Using BWA for read mapping: twice the accuracy in half the time

Goal: find mutations! Like they did here

This morning we wrote a basic read mapper that was able to map reads on both strands of the genome but with the restriction that the read had to map precisely along the entire length of the read. In a perfect world where machines never miscalled bases and DNA polymerases never inserted the wrong nucleotide or slipped on the template, this would be a slow but acceptable solution. However, we would like to graduate within a decade and those little polymerase mess-ups make life so much more interesting so lets find a way to map reads with mismatches.

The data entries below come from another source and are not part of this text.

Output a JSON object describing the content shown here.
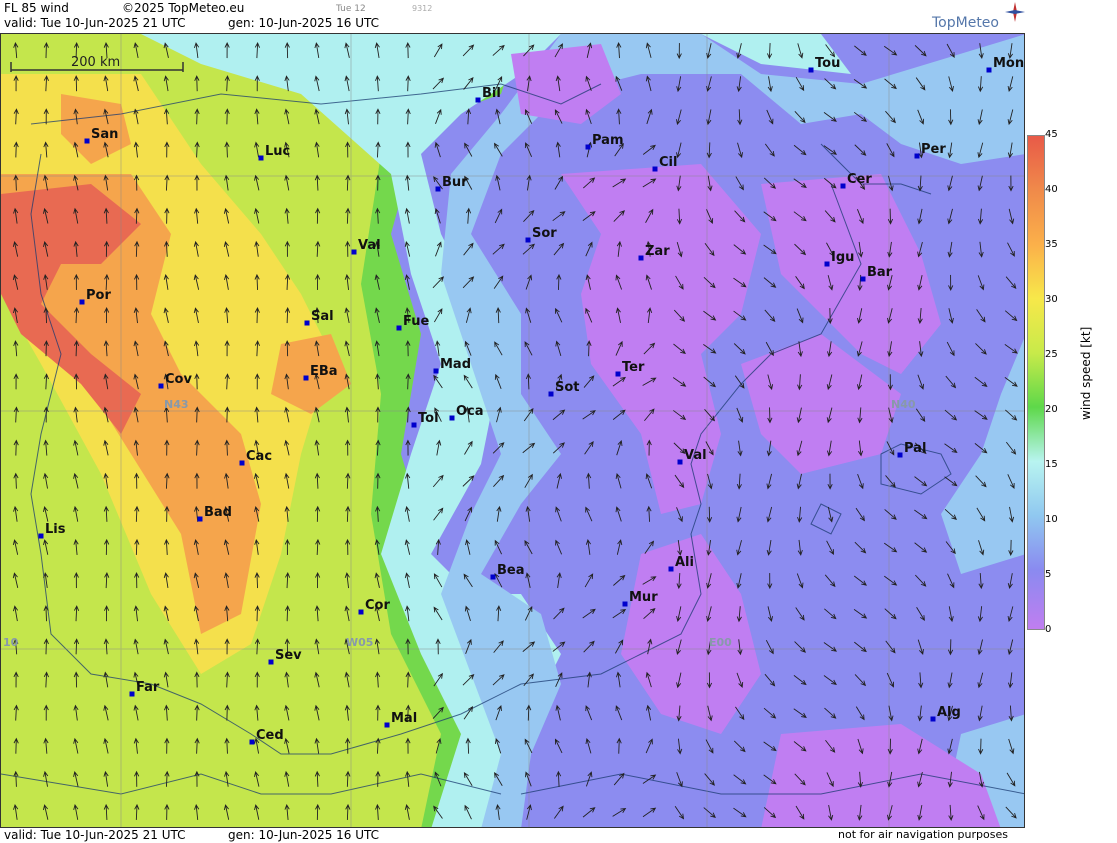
{
  "header": {
    "title": "FL 85 wind",
    "copyright": "©2025 TopMeteo.eu",
    "valid": "valid:  Tue  10-Jun-2025  21 UTC",
    "gen": "gen: 10-Jun-2025 16 UTC",
    "tue12": "Tue 12",
    "small_code": "9312",
    "brand": "TopMeteo"
  },
  "scale": {
    "label": "200 km"
  },
  "footer": {
    "valid": "valid:  Tue  10-Jun-2025  21 UTC",
    "gen": "gen: 10-Jun-2025 16 UTC",
    "note": "not for air navigation purposes"
  },
  "legend": {
    "ticks": [
      "45",
      "40",
      "35",
      "30",
      "25",
      "20",
      "15",
      "10",
      "5",
      "0"
    ],
    "axis_label": "wind speed  [kt]"
  },
  "grid_labels": [
    "N43",
    "N40",
    "W05",
    "E00",
    "10"
  ],
  "cities": [
    {
      "name": "Bil"
    },
    {
      "name": "Tou"
    },
    {
      "name": "Mon"
    },
    {
      "name": "San"
    },
    {
      "name": "Luc"
    },
    {
      "name": "Pam"
    },
    {
      "name": "Cil"
    },
    {
      "name": "Per"
    },
    {
      "name": "Bur"
    },
    {
      "name": "Cer"
    },
    {
      "name": "Sor"
    },
    {
      "name": "Val"
    },
    {
      "name": "Zar"
    },
    {
      "name": "Igu"
    },
    {
      "name": "Bar"
    },
    {
      "name": "Por"
    },
    {
      "name": "Sal"
    },
    {
      "name": "Fue"
    },
    {
      "name": "Mad"
    },
    {
      "name": "Ter"
    },
    {
      "name": "Cov"
    },
    {
      "name": "EBa"
    },
    {
      "name": "Sot"
    },
    {
      "name": "Tol"
    },
    {
      "name": "Oca"
    },
    {
      "name": "Pal"
    },
    {
      "name": "Cac"
    },
    {
      "name": "Val"
    },
    {
      "name": "Bad"
    },
    {
      "name": "Lis"
    },
    {
      "name": "Ali"
    },
    {
      "name": "Bea"
    },
    {
      "name": "Mur"
    },
    {
      "name": "Cor"
    },
    {
      "name": "Sev"
    },
    {
      "name": "Far"
    },
    {
      "name": "Mal"
    },
    {
      "name": "Alg"
    },
    {
      "name": "Ced"
    }
  ],
  "colors": {
    "red": "#e86a52",
    "orange": "#f5a54c",
    "yellow": "#f4e04c",
    "lime": "#c4e64c",
    "green": "#74d84c",
    "cyan": "#b0f0f0",
    "lightblue": "#98c8f2",
    "blue": "#8c8cf0",
    "violet": "#c07ef2",
    "city_dot": "#0000cc"
  }
}
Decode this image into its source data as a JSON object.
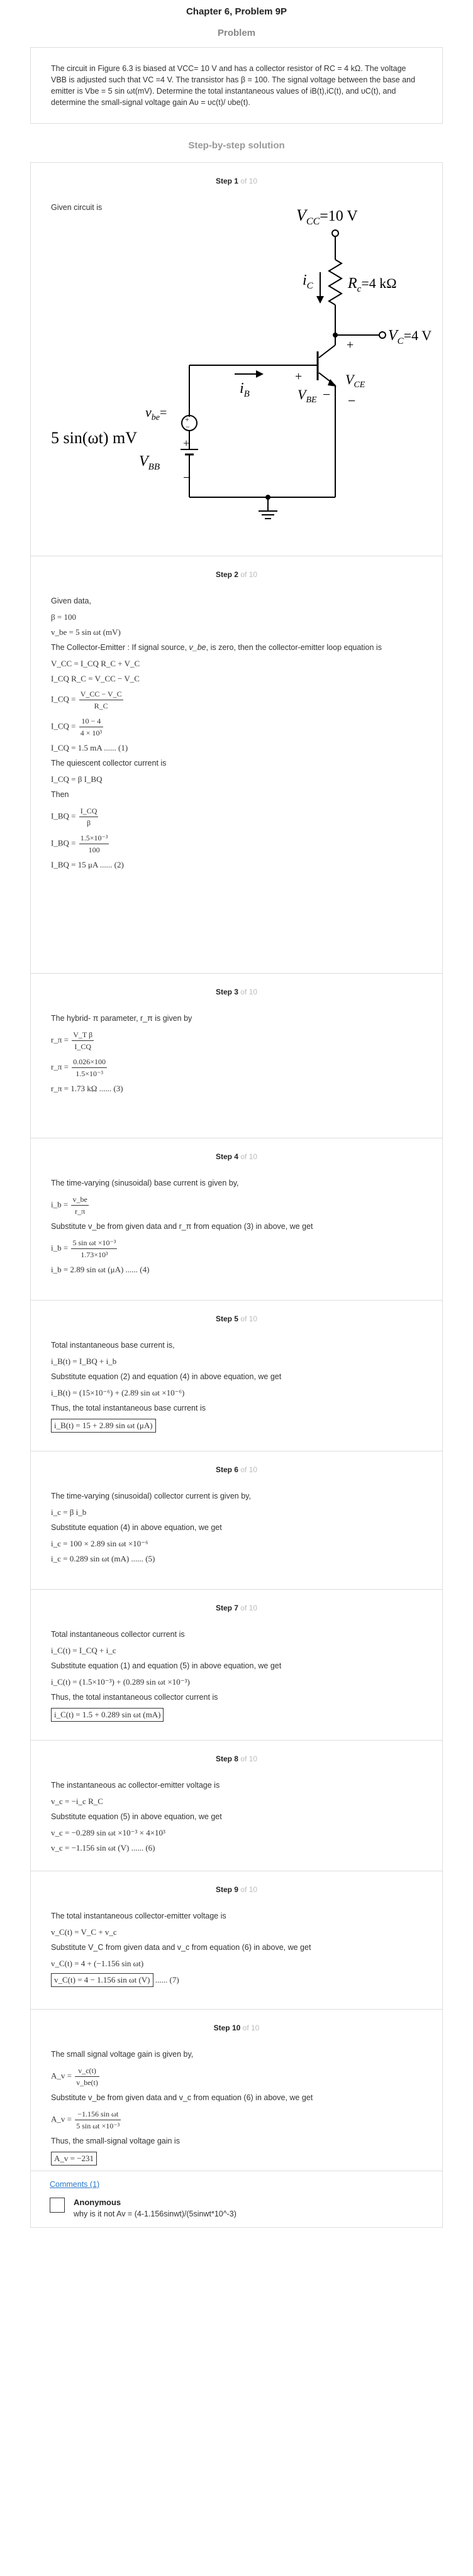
{
  "header": {
    "chapter": "Chapter 6, Problem 9P",
    "problem_label": "Problem"
  },
  "problem": {
    "text": "The circuit in Figure 6.3 is biased at VCC= 10 V and has a collector resistor of RC = 4 kΩ. The voltage VBB is adjusted such that VC =4 V. The transistor has β = 100. The signal voltage between the base and emitter is Vbe = 5 sin ωt(mV). Determine the total instantaneous values of iB(t),iC(t), and υC(t), and determine the small-signal voltage gain Aυ = υc(t)/ υbe(t)."
  },
  "solution_label": "Step-by-step solution",
  "steps_total": "of 10",
  "steps": [
    {
      "label": "Step 1",
      "text": "Given circuit is"
    },
    {
      "label": "Step 2"
    },
    {
      "label": "Step 3"
    },
    {
      "label": "Step 4"
    },
    {
      "label": "Step 5"
    },
    {
      "label": "Step 6"
    },
    {
      "label": "Step 7"
    },
    {
      "label": "Step 8"
    },
    {
      "label": "Step 9"
    },
    {
      "label": "Step 10"
    }
  ],
  "circuit": {
    "vcc": "V",
    "vcc_sub": "CC",
    "vcc_val": "=10 V",
    "ic": "i",
    "ic_sub": "C",
    "rc": "R",
    "rc_sub": "c",
    "rc_val": "=4 kΩ",
    "vc": "V",
    "vc_sub": "C",
    "vc_val": "=4 V",
    "vce": "V",
    "vce_sub": "CE",
    "ib": "i",
    "ib_sub": "B",
    "vbe_small": "v",
    "vbe_small_sub": "be",
    "vbe_small_val": "=",
    "vsrc": "5 sin(ωt) mV",
    "vbe": "V",
    "vbe_sub": "BE",
    "vbb": "V",
    "vbb_sub": "BB"
  },
  "s2": {
    "t1": "Given data,",
    "e1": "β = 100",
    "e2": "v_be = 5 sin ωt (mV)",
    "t2a": "The Collector-Emitter : If signal source,",
    "t2b": "v_be",
    "t2c": ", is zero, then the collector-emitter loop equation is",
    "e3": "V_CC = I_CQ R_C + V_C",
    "e4": "I_CQ R_C = V_CC − V_C",
    "e5l": "I_CQ =",
    "e5n": "V_CC − V_C",
    "e5d": "R_C",
    "e6l": "I_CQ =",
    "e6n": "10 − 4",
    "e6d": "4 × 10³",
    "e7": "I_CQ = 1.5 mA ...... (1)",
    "t3": "The quiescent collector current is",
    "e8": "I_CQ = β I_BQ",
    "t4": "Then",
    "e9l": "I_BQ =",
    "e9n": "I_CQ",
    "e9d": "β",
    "e10l": "I_BQ =",
    "e10n": "1.5×10⁻³",
    "e10d": "100",
    "e11": "I_BQ = 15 μA ...... (2)"
  },
  "s3": {
    "t1": "The hybrid- π parameter, r_π is given by",
    "e1l": "r_π =",
    "e1n": "V_T β",
    "e1d": "I_CQ",
    "e2l": "r_π =",
    "e2n": "0.026×100",
    "e2d": "1.5×10⁻³",
    "e3": "r_π = 1.73 kΩ ...... (3)"
  },
  "s4": {
    "t1": "The time-varying (sinusoidal) base current is given by,",
    "e1l": "i_b =",
    "e1n": "v_be",
    "e1d": "r_π",
    "t2": "Substitute  v_be  from given data and  r_π  from equation (3) in above, we get",
    "e2l": "i_b =",
    "e2n": "5 sin ωt ×10⁻³",
    "e2d": "1.73×10³",
    "e3": "i_b = 2.89 sin ωt (μA) ...... (4)"
  },
  "s5": {
    "t1": "Total instantaneous base current is,",
    "e1": "i_B(t) = I_BQ + i_b",
    "t2": "Substitute equation (2) and equation (4) in above equation, we get",
    "e2": "i_B(t) = (15×10⁻⁶) + (2.89 sin ωt ×10⁻⁶)",
    "t3": "Thus, the total instantaneous base current is",
    "e3": "i_B(t) = 15 + 2.89 sin ωt  (μA)"
  },
  "s6": {
    "t1": "The time-varying (sinusoidal) collector current is given by,",
    "e1": "i_c = β i_b",
    "t2": "Substitute equation (4) in above equation, we get",
    "e2": "i_c = 100 × 2.89 sin ωt ×10⁻⁶",
    "e3": "i_c = 0.289 sin ωt (mA) ...... (5)"
  },
  "s7": {
    "t1": "Total instantaneous collector current is",
    "e1": "i_C(t) = I_CQ + i_c",
    "t2": "Substitute equation (1) and equation (5) in above equation, we get",
    "e2": "i_C(t) = (1.5×10⁻³) + (0.289 sin ωt ×10⁻³)",
    "t3": "Thus, the total instantaneous collector current is",
    "e3": "i_C(t) = 1.5 + 0.289 sin ωt  (mA)"
  },
  "s8": {
    "t1": "The instantaneous ac collector-emitter voltage is",
    "e1": "v_c = −i_c R_C",
    "t2": "Substitute equation (5) in above equation, we get",
    "e2": "v_c = −0.289 sin ωt ×10⁻³ × 4×10³",
    "e3": "v_c = −1.156 sin ωt (V) ...... (6)"
  },
  "s9": {
    "t1": "The total instantaneous collector-emitter voltage is",
    "e1": "v_C(t) = V_C + v_c",
    "t2": "Substitute  V_C  from given data and  v_c  from equation (6) in above, we get",
    "e2": "v_C(t) = 4 + (−1.156 sin ωt)",
    "e3": "v_C(t) = 4 − 1.156 sin ωt  (V)",
    "e3s": "...... (7)"
  },
  "s10": {
    "t1": "The small signal voltage gain is given by,",
    "e1l": "A_v =",
    "e1n": "v_c(t)",
    "e1d": "v_be(t)",
    "t2": "Substitute  v_be  from given data and  v_c  from equation (6) in above, we get",
    "e2l": "A_v =",
    "e2n": "−1.156 sin ωt",
    "e2d": "5 sin ωt ×10⁻³",
    "t3": "Thus, the small-signal voltage gain is",
    "e3": "A_v = −231"
  },
  "comments": {
    "link": "Comments (1)",
    "name": "Anonymous",
    "text": "why is it not Av = (4-1.156sinwt)/(5sinwt*10^-3)"
  }
}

There are several ways to match reads with mismatches but the basic concepts rest on something like key:value dictionaries we used for the second read mapper. If we assume that some smaller parts of the read are going to not contain mismatches to the genome then we can find those positions quickly and then use some other slower method to align the rest. The two main concepts used are suffix arrays and a seed-and-extend approach.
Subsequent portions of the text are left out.